Well it’s about 7:00 AM Central, I’ve got the coffee at the perfect temperature, and I think I’m going to head across to the other computer (where my email still works) and finish doing my taxes so I can knock Amber’s out and just MAYBE get to work without any worry of work still undone; painfully close to a deadline. Before I go though, I would like to mention that this is the exact sort of undeniably important thing that winds up taking time away from creating stuff, which is a real drag for creative people who want to spend as much of their time as possible making something artfully. It always feels like the better place to be, given the choice between that and getting back to work, back to business, back to adulthood and all that.

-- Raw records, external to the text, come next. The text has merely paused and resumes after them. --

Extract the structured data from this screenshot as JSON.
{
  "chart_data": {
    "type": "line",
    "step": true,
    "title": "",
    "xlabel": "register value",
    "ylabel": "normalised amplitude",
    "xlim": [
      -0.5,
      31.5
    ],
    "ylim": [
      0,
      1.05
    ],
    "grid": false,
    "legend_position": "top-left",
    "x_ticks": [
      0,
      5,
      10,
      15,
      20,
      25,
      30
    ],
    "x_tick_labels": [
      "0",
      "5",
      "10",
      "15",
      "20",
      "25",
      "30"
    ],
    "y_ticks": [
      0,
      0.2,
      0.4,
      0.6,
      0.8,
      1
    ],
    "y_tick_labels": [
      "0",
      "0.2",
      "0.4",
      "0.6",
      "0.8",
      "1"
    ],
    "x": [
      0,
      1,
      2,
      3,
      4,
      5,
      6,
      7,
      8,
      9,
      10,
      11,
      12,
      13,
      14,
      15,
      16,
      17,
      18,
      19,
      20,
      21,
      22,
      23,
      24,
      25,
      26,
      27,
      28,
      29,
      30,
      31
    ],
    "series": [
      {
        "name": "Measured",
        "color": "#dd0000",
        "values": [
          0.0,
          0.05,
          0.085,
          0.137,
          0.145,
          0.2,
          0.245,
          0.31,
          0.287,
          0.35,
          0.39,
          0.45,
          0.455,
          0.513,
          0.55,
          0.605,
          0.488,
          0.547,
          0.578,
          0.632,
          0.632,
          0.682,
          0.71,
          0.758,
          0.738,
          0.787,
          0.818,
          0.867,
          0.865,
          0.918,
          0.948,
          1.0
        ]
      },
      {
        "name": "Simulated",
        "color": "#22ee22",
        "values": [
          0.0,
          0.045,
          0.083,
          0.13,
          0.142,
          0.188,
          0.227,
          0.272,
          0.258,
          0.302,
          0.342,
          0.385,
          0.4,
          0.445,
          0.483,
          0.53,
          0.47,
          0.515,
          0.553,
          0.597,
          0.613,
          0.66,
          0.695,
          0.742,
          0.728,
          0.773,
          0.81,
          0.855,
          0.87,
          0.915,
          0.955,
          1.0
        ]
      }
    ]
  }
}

Alister’s alarm went off, indicating his food is done- so I just got up to shut it off and make sure there were not any kinks in the line. I checked on Amber, who is mostly still asleep with a sleeping mask on, blissfully unaware of the sunlight coming up that breaks both morning and any chance of me sleeping until darkness- regardless how tired I am… which at the moment is very, though not nearly as bad as recently. I’ve been coming home from even short work days feeling completely dragged out and in need of rest and recovery. I’ve been trying to be healthier or even healthy lately in effort to get a bunch of this pain and lethargy out of my daily life. I’ve been feeling a little bit of it going away more and more each day, and some of my focus and spontaneous talent re-emerging. That is both exciting to realize, and dull to feel forced to walk away from. For instance; I would love to write more to you at this very moment, though instead- I’m going to stop dilly dallying and go back to the Mac to attack my taxes.